As the year comes to a close, it’s a good idea to think about tax planning for the future. A lot has changed in the past 12 months so you may be eligible to reduce your tax bill in 2012.

1.       Are you incorporated? As businesses often grow in an organic manner, you may find that your company structure isn’t the most appropriate not only operationally, but also as regards your tax liability.

2.       Assess your company’s reward package and aim for a tax efficient mix of salary, dividends, bonuses and benefits.

3.       With respect to share schemes, consider enterprise management incentives and approved share option schemes, which are a great way of incentivising your employees in a tax efficient manner.

4.        Consider making further pension contributions – pension schemes represent one of the few government sponsored tax saving vehicles where significant tax relief is still available.

5.       Ensure efficient use of allowances on capital expenditure. Full advantage should be taken of those allowances giving 100% relief.

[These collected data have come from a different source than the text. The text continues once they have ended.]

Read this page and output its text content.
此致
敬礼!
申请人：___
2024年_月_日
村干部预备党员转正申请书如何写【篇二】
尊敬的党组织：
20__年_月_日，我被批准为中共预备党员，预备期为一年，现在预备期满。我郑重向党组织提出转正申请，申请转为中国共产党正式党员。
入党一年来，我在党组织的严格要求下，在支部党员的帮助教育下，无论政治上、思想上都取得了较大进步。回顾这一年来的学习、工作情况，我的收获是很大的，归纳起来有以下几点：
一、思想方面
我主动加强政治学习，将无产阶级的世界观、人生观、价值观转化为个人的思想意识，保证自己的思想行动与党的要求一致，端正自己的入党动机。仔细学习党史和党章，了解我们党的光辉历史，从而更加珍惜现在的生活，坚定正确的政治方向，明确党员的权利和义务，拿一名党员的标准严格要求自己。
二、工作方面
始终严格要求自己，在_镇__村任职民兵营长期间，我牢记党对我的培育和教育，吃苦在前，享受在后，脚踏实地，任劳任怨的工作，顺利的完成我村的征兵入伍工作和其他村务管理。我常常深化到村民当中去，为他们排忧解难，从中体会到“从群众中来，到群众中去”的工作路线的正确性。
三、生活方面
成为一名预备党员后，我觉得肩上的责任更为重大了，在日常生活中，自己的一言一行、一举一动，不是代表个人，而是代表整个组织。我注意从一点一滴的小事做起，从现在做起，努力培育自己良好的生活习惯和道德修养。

6.       Consider bringing forward revenue expenditure such as repairs to equipment and redecoration of the office, this can help to reduce your taxable profit in your current financial year.

7.       Many businesses are eligible for the annual investment allowance which gives 100% relief on the cost of capital expenditure in the year in which the expenditure was incurred. The limit on this type of expenditure is currently £100k, but is reducing to £25k. So if you’re planning on buying some new plant or upgrading equipment, consider bringing the purchase forward to just before the year end.